What's more, although states disclose customer settlements of more than $5,000, settlements are never reported on firms' records even when firms are named in a complaint.
Critics say this reporting policy creates an incentive for firms to settle frivolous cases and litter brokers' records.
"A broker has to fall back on the good faith of the firm" to guide the settlement process, says Ieuan Mahony, a Boston attorney who's represented brokers in disputes over how firms have handled settlements.
The NYSE and the NASDR didn't return numerous calls for confirmation of their reporting policies or of SRO rules, if any, regarding brokers' rights in the settlement process.

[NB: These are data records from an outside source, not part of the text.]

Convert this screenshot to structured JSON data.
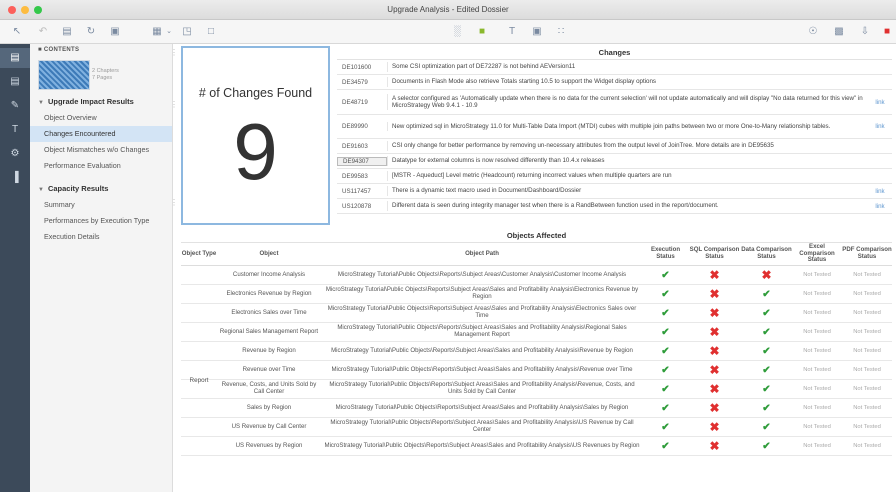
{
  "window": {
    "title": "Upgrade Analysis - Edited Dossier"
  },
  "colors": {
    "accent": "#3d7ab8",
    "check": "#2e9c3a",
    "cross": "#e03030",
    "rail": "#3c4a5a"
  },
  "sidebar": {
    "header": "CONTENTS",
    "thumb_meta": [
      "2 Chapters",
      "7 Pages"
    ],
    "sections": [
      {
        "label": "Upgrade Impact Results",
        "items": [
          "Object Overview",
          "Changes Encountered",
          "Object Mismatches w/o Changes",
          "Performance Evaluation"
        ]
      },
      {
        "label": "Capacity Results",
        "items": [
          "Summary",
          "Performances by Execution Type",
          "Execution Details"
        ]
      }
    ]
  },
  "card": {
    "title": "# of Changes Found",
    "value": "9"
  },
  "changes": {
    "title": "Changes",
    "rows": [
      {
        "id": "DE101600",
        "desc": "Some CSI optimization part of DE72287 is not behind AEVersion11",
        "link": ""
      },
      {
        "id": "DE34579",
        "desc": "Documents in Flash Mode also retrieve Totals starting 10.5 to support the Widget display options",
        "link": ""
      },
      {
        "id": "DE48719",
        "desc": "A selector configured as 'Automatically update when there is no data for the current selection' will not update automatically and will display \"No data returned for this view\" in MicroStrategy Web 9.4.1 - 10.9",
        "link": "link"
      },
      {
        "id": "DE89990",
        "desc": "New optimized sql in MicroStrategy 11.0 for Multi-Table Data Import (MTDI) cubes with multiple join paths between two or more One-to-Many relationship tables.",
        "link": "link"
      },
      {
        "id": "DE91603",
        "desc": "CSI only change for better performance by removing un-necessary attributes from the output level of JoinTree. More details are in DE95635",
        "link": ""
      },
      {
        "id": "DE94307",
        "desc": "Datatype for external columns is now resolved differently than 10.4.x releases",
        "link": ""
      },
      {
        "id": "DE99583",
        "desc": "[MSTR - Aqueduct] Level metric (Headcount) returning incorrect values when multiple quarters are run",
        "link": ""
      },
      {
        "id": "US117457",
        "desc": "There is a dynamic text macro used in Document/Dashboard/Dossier",
        "link": "link"
      },
      {
        "id": "US120878",
        "desc": "Different data is seen during integrity manager test when there is a RandBetween function used in the report/document.",
        "link": "link"
      }
    ]
  },
  "affected": {
    "title": "Objects Affected",
    "headers": [
      "Object Type",
      "Object",
      "Object Path",
      "Execution Status",
      "SQL Comparison Status",
      "Data Comparison Status",
      "Excel Comparison Status",
      "PDF Comparison Status"
    ],
    "type_label": "Report",
    "rows": [
      {
        "object": "Customer Income Analysis",
        "path": "MicroStrategy Tutorial\\Public Objects\\Reports\\Subject Areas\\Customer Analysis\\Customer Income Analysis",
        "exec": "check",
        "sql": "cross",
        "data": "cross",
        "excel": "Not Tested",
        "pdf": "Not Tested"
      },
      {
        "object": "Electronics Revenue by Region",
        "path": "MicroStrategy Tutorial\\Public Objects\\Reports\\Subject Areas\\Sales and Profitability Analysis\\Electronics Revenue by Region",
        "exec": "check",
        "sql": "cross",
        "data": "check",
        "excel": "Not Tested",
        "pdf": "Not Tested"
      },
      {
        "object": "Electronics Sales over Time",
        "path": "MicroStrategy Tutorial\\Public Objects\\Reports\\Subject Areas\\Sales and Profitability Analysis\\Electronics Sales over Time",
        "exec": "check",
        "sql": "cross",
        "data": "check",
        "excel": "Not Tested",
        "pdf": "Not Tested"
      },
      {
        "object": "Regional Sales Management Report",
        "path": "MicroStrategy Tutorial\\Public Objects\\Reports\\Subject Areas\\Sales and Profitability Analysis\\Regional Sales Management Report",
        "exec": "check",
        "sql": "cross",
        "data": "check",
        "excel": "Not Tested",
        "pdf": "Not Tested"
      },
      {
        "object": "Revenue by Region",
        "path": "MicroStrategy Tutorial\\Public Objects\\Reports\\Subject Areas\\Sales and Profitability Analysis\\Revenue by Region",
        "exec": "check",
        "sql": "cross",
        "data": "check",
        "excel": "Not Tested",
        "pdf": "Not Tested"
      },
      {
        "object": "Revenue over Time",
        "path": "MicroStrategy Tutorial\\Public Objects\\Reports\\Subject Areas\\Sales and Profitability Analysis\\Revenue over Time",
        "exec": "check",
        "sql": "cross",
        "data": "check",
        "excel": "Not Tested",
        "pdf": "Not Tested"
      },
      {
        "object": "Revenue, Costs, and Units Sold by Call Center",
        "path": "MicroStrategy Tutorial\\Public Objects\\Reports\\Subject Areas\\Sales and Profitability Analysis\\Revenue, Costs, and Units Sold by Call Center",
        "exec": "check",
        "sql": "cross",
        "data": "check",
        "excel": "Not Tested",
        "pdf": "Not Tested"
      },
      {
        "object": "Sales by Region",
        "path": "MicroStrategy Tutorial\\Public Objects\\Reports\\Subject Areas\\Sales and Profitability Analysis\\Sales by Region",
        "exec": "check",
        "sql": "cross",
        "data": "check",
        "excel": "Not Tested",
        "pdf": "Not Tested"
      },
      {
        "object": "US Revenue by Call Center",
        "path": "MicroStrategy Tutorial\\Public Objects\\Reports\\Subject Areas\\Sales and Profitability Analysis\\US Revenue by Call Center",
        "exec": "check",
        "sql": "cross",
        "data": "check",
        "excel": "Not Tested",
        "pdf": "Not Tested"
      },
      {
        "object": "US Revenues by Region",
        "path": "MicroStrategy Tutorial\\Public Objects\\Reports\\Subject Areas\\Sales and Profitability Analysis\\US Revenues by Region",
        "exec": "check",
        "sql": "cross",
        "data": "check",
        "excel": "Not Tested",
        "pdf": "Not Tested"
      }
    ]
  }
}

But it's clear brokers can end up on the hook for deals of which they had no part. In an NASDR arbitration last November, Kathy Keljik, a former A.G. Edwards broker, claimed that the firm settled a customer complaint without her knowledge after assuring her it would fight the complaint. The firm then allegedly seized $47,680 of Keljik's assets to pay the full amount of the settlement. It also reported the details of the settlement on Keljik's U-5, including an allegation that she'd admitted to unauthorized discretion in the account, Keljik claimed. A.G. Edwards contended it could seize Keljik's assets because she was obligated to pay any settlements under the terms of her employment contract.
The arbitration panel told A.G. Edwards to repay Keljik $24,000 and clean up her U-5.

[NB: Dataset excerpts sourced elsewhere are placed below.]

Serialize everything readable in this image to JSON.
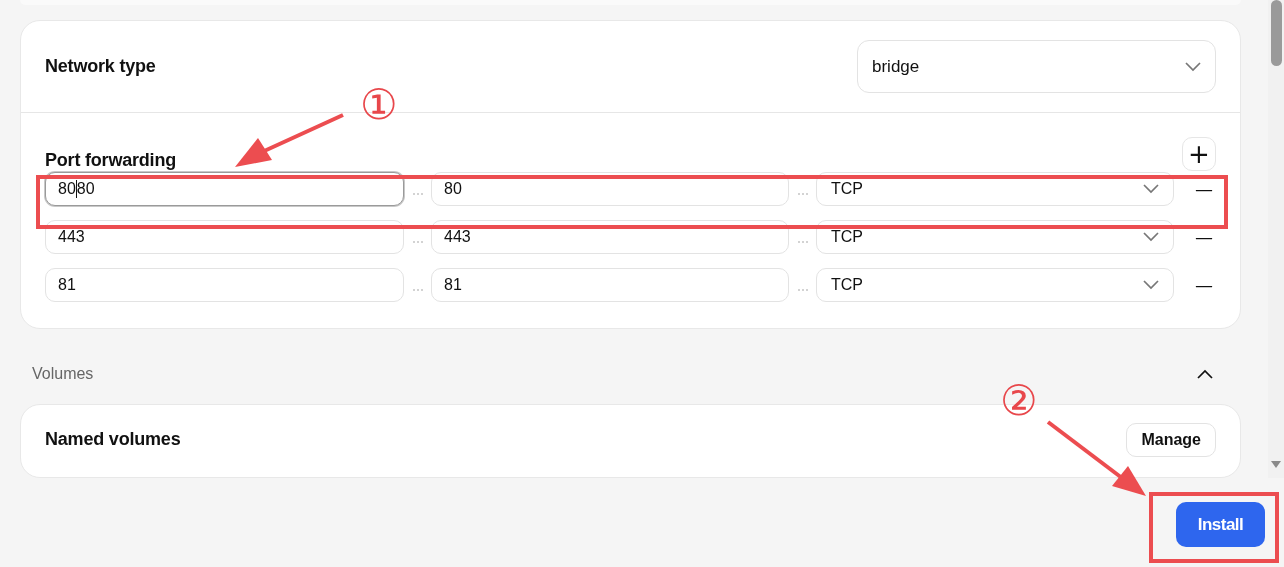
{
  "network_type": {
    "label": "Network type",
    "value": "bridge"
  },
  "port_forwarding": {
    "title": "Port forwarding",
    "add_symbol": "+",
    "remove_symbol": "—",
    "rows": [
      {
        "host": "8080",
        "container": "80",
        "protocol": "TCP",
        "focused": true
      },
      {
        "host": "443",
        "container": "443",
        "protocol": "TCP",
        "focused": false
      },
      {
        "host": "81",
        "container": "81",
        "protocol": "TCP",
        "focused": false
      }
    ]
  },
  "volumes": {
    "title": "Volumes",
    "expanded": true,
    "named_volumes": {
      "label": "Named volumes",
      "button": "Manage"
    }
  },
  "footer": {
    "install_button": "Install"
  },
  "annotations": [
    {
      "label": "①"
    },
    {
      "label": "②"
    }
  ]
}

The wording of most employment agreements in the brokerage industry takes away any protection a broker might have in the settlement process, Mahony contends. "Most agreements contain an indemnification clause where the broker agrees to pay if found liable in a customer complaint," he says. "But the broker has no control over how the complaint is litigated. That's not the case in other industries."

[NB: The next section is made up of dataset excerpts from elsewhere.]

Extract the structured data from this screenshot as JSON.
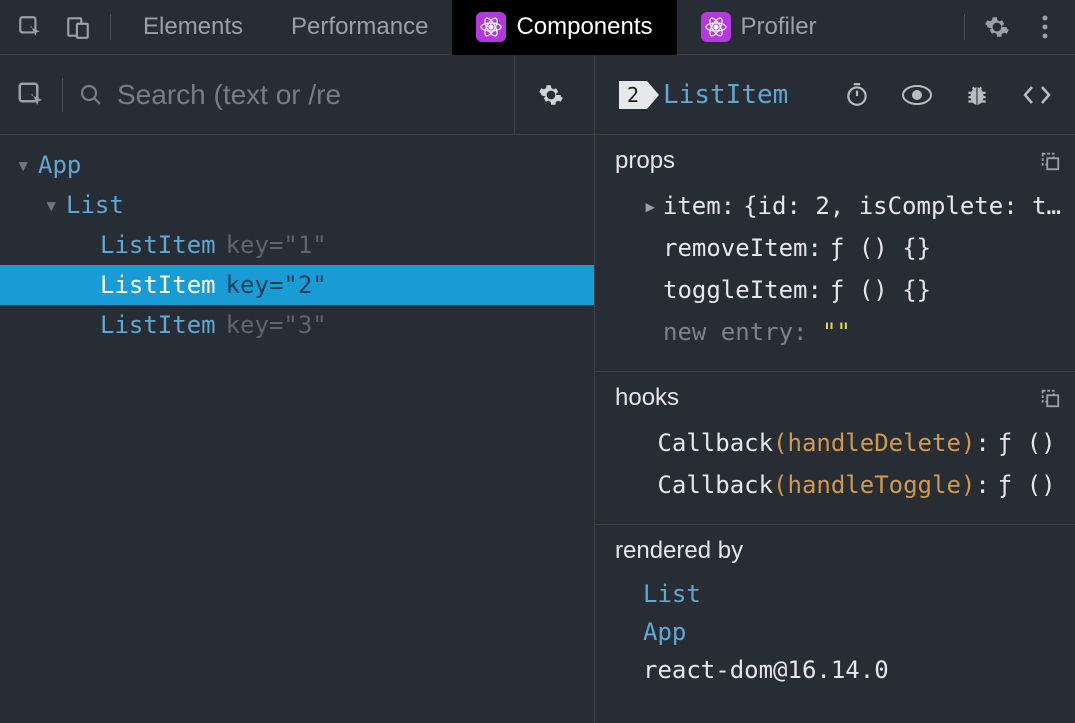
{
  "top": {
    "tabs": {
      "elements": "Elements",
      "performance": "Performance",
      "components": "Components",
      "profiler": "Profiler"
    }
  },
  "search": {
    "placeholder": "Search (text or /re"
  },
  "tree": {
    "app": "App",
    "list": "List",
    "items": [
      {
        "name": "ListItem",
        "key": "1",
        "selected": false
      },
      {
        "name": "ListItem",
        "key": "2",
        "selected": true
      },
      {
        "name": "ListItem",
        "key": "3",
        "selected": false
      }
    ],
    "key_label": "key="
  },
  "selected": {
    "badge": "2",
    "name": "ListItem"
  },
  "props": {
    "heading": "props",
    "item_key": "item",
    "item_val": "{id: 2, isComplete: t…",
    "removeItem_key": "removeItem",
    "removeItem_val": "ƒ () {}",
    "toggleItem_key": "toggleItem",
    "toggleItem_val": "ƒ () {}",
    "new_entry_label": "new entry",
    "new_entry_val": "\"\""
  },
  "hooks": {
    "heading": "hooks",
    "cb_label": "Callback",
    "cb1_name": "handleDelete",
    "cb2_name": "handleToggle",
    "fn_val": "ƒ () {}"
  },
  "rendered": {
    "heading": "rendered by",
    "list": "List",
    "app": "App",
    "dom": "react-dom@16.14.0"
  }
}
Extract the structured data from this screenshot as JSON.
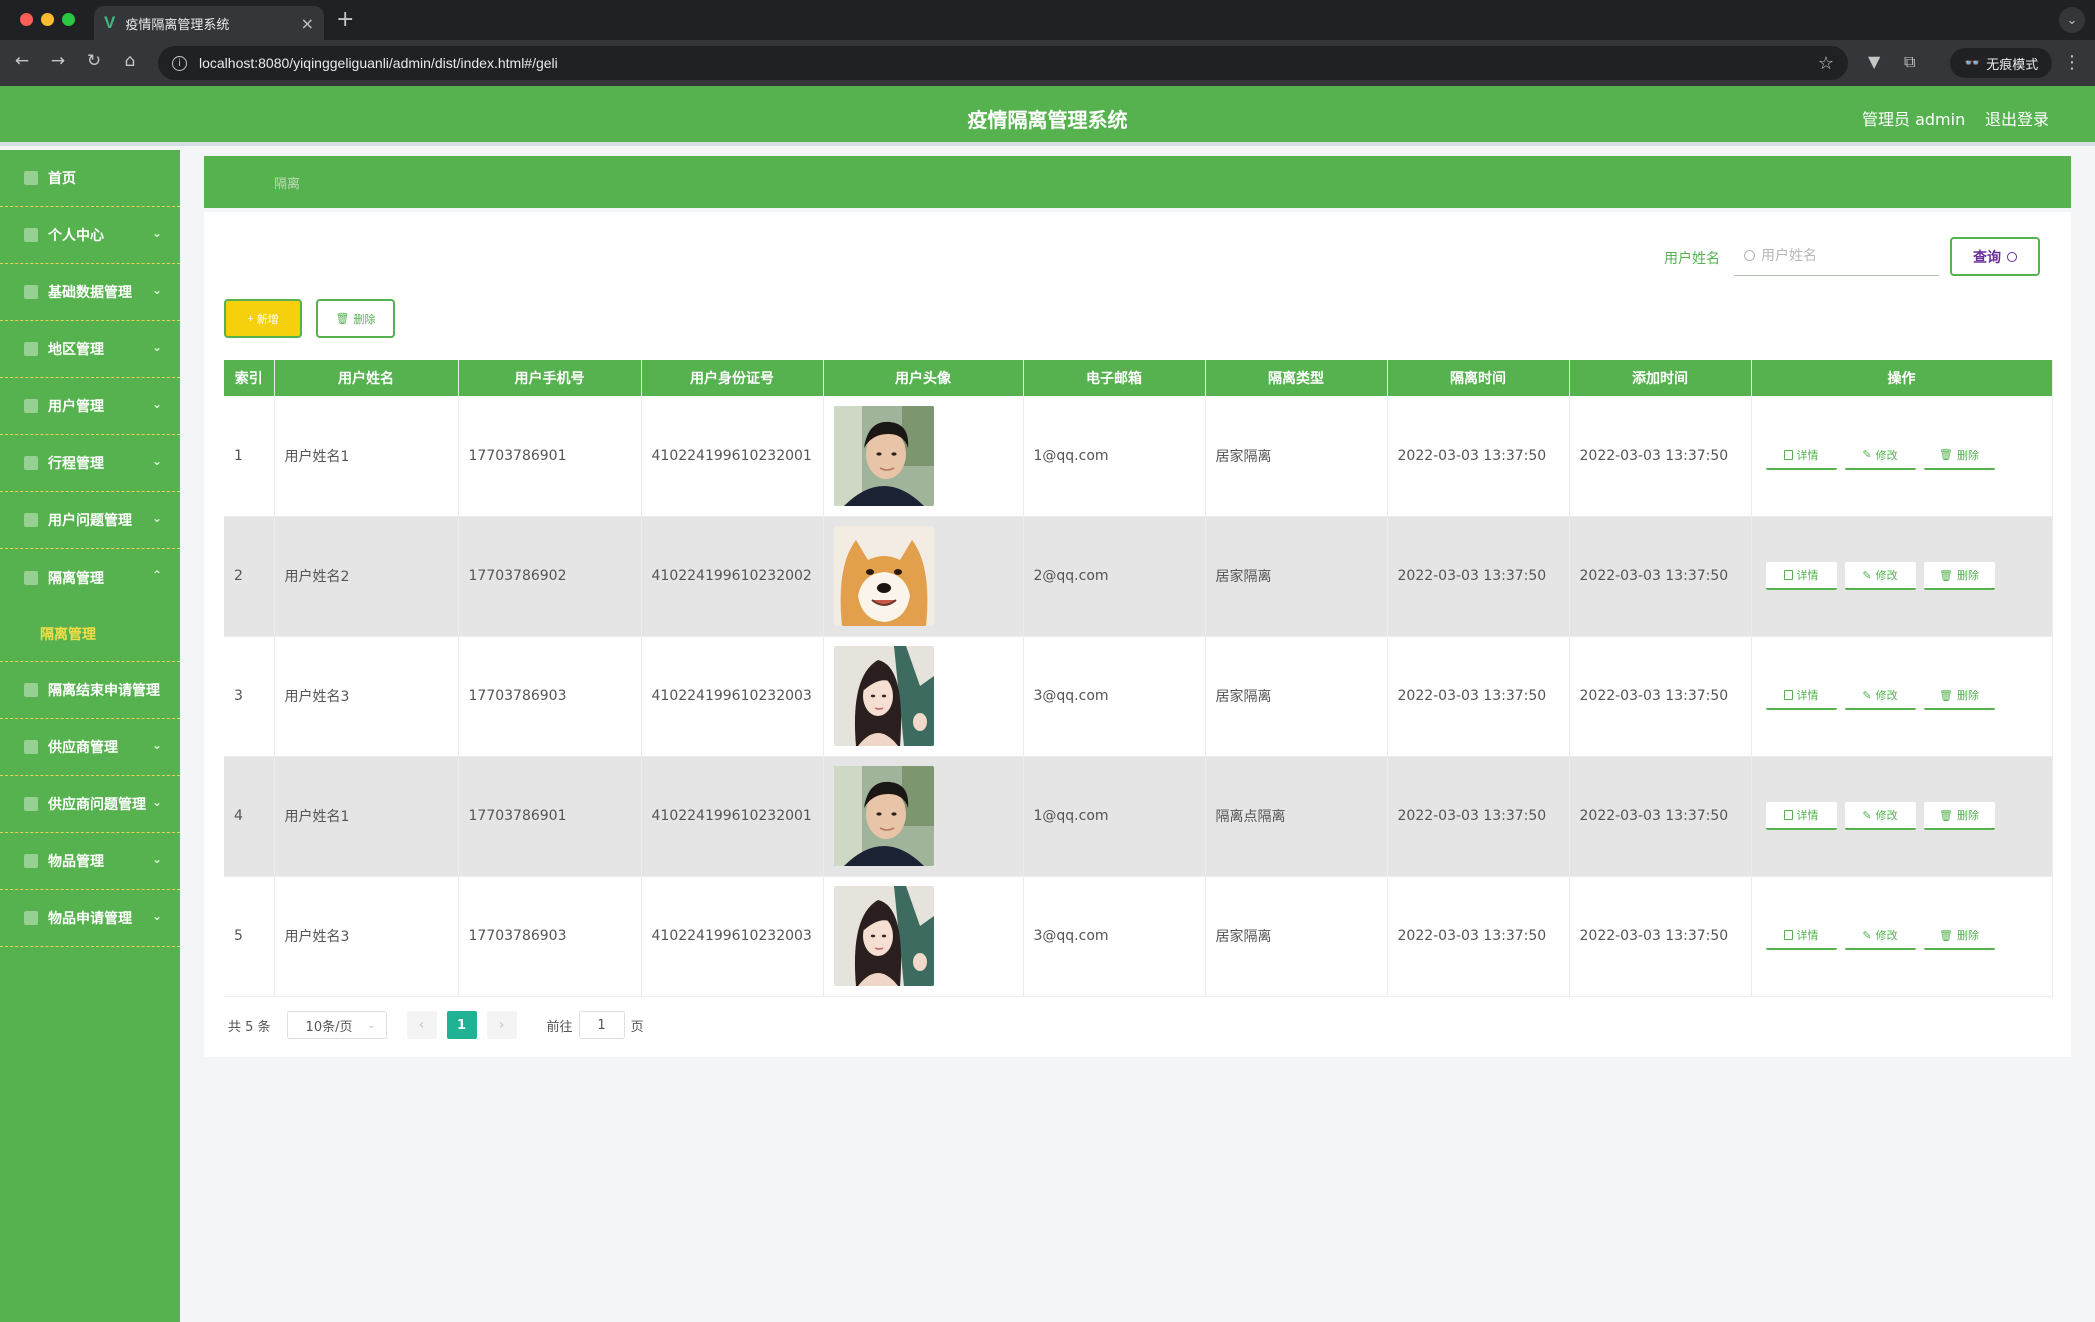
{
  "browser": {
    "tab_title": "疫情隔离管理系统",
    "tab_favicon": "V",
    "url": "localhost:8080/yiqinggeliguanli/admin/dist/index.html#/geli",
    "incognito_label": "无痕模式"
  },
  "header": {
    "title": "疫情隔离管理系统",
    "user": "管理员 admin",
    "logout": "退出登录"
  },
  "sidebar": {
    "items": [
      {
        "label": "首页"
      },
      {
        "label": "个人中心"
      },
      {
        "label": "基础数据管理"
      },
      {
        "label": "地区管理"
      },
      {
        "label": "用户管理"
      },
      {
        "label": "行程管理"
      },
      {
        "label": "用户问题管理"
      },
      {
        "label": "隔离管理"
      },
      {
        "label": "隔离结束申请管理"
      },
      {
        "label": "供应商管理"
      },
      {
        "label": "供应商问题管理"
      },
      {
        "label": "物品管理"
      },
      {
        "label": "物品申请管理"
      }
    ],
    "active_sub": "隔离管理"
  },
  "breadcrumb": "隔离",
  "search": {
    "label": "用户姓名",
    "placeholder": "用户姓名",
    "button": "查询"
  },
  "actions": {
    "add": "新增",
    "delete": "删除"
  },
  "table": {
    "columns": [
      "索引",
      "用户姓名",
      "用户手机号",
      "用户身份证号",
      "用户头像",
      "电子邮箱",
      "隔离类型",
      "隔离时间",
      "添加时间",
      "操作"
    ],
    "op_labels": {
      "detail": "详情",
      "edit": "修改",
      "delete": "删除"
    },
    "rows": [
      {
        "index": "1",
        "name": "用户姓名1",
        "phone": "17703786901",
        "id_card": "410224199610232001",
        "avatar": "man-portrait",
        "email": "1@qq.com",
        "type": "居家隔离",
        "geli_time": "2022-03-03 13:37:50",
        "add_time": "2022-03-03 13:37:50"
      },
      {
        "index": "2",
        "name": "用户姓名2",
        "phone": "17703786902",
        "id_card": "410224199610232002",
        "avatar": "shiba-dog",
        "email": "2@qq.com",
        "type": "居家隔离",
        "geli_time": "2022-03-03 13:37:50",
        "add_time": "2022-03-03 13:37:50"
      },
      {
        "index": "3",
        "name": "用户姓名3",
        "phone": "17703786903",
        "id_card": "410224199610232003",
        "avatar": "woman-illustration",
        "email": "3@qq.com",
        "type": "居家隔离",
        "geli_time": "2022-03-03 13:37:50",
        "add_time": "2022-03-03 13:37:50"
      },
      {
        "index": "4",
        "name": "用户姓名1",
        "phone": "17703786901",
        "id_card": "410224199610232001",
        "avatar": "man-portrait",
        "email": "1@qq.com",
        "type": "隔离点隔离",
        "geli_time": "2022-03-03 13:37:50",
        "add_time": "2022-03-03 13:37:50"
      },
      {
        "index": "5",
        "name": "用户姓名3",
        "phone": "17703786903",
        "id_card": "410224199610232003",
        "avatar": "woman-illustration",
        "email": "3@qq.com",
        "type": "居家隔离",
        "geli_time": "2022-03-03 13:37:50",
        "add_time": "2022-03-03 13:37:50"
      }
    ]
  },
  "pagination": {
    "total": "共 5 条",
    "page_size": "10条/页",
    "current": "1",
    "goto_label": "前往",
    "goto_value": "1",
    "page_suffix": "页"
  },
  "colors": {
    "primary_green": "#55b24f",
    "add_yellow": "#f6cf0d",
    "active_sub_yellow": "#f4dd48",
    "page_teal": "#1fb394",
    "query_purple": "#6a2f9b"
  }
}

The process would be improved if firms agreed to settle customer cases only with the broker's "reasonable consent," Mahony says. "There are no rules [at the NYSE or the NASDR] that I know of" to guide how firms reach settlement decisions, he adds.
It may become less attractive for firms to push for settlements. The NASD has had a proposal before the SEC for nearly a year that would lift the ban on disclosing settlements on firms' records, and also allow the NASDR to disclose settlements on reps' records. The settlement-reporting threshold would be raised to $10,000. If approved, the new disclosure would be effective when the new CRD system is completed and revised reporting forms are in use. Completion is expected sometime in 1999.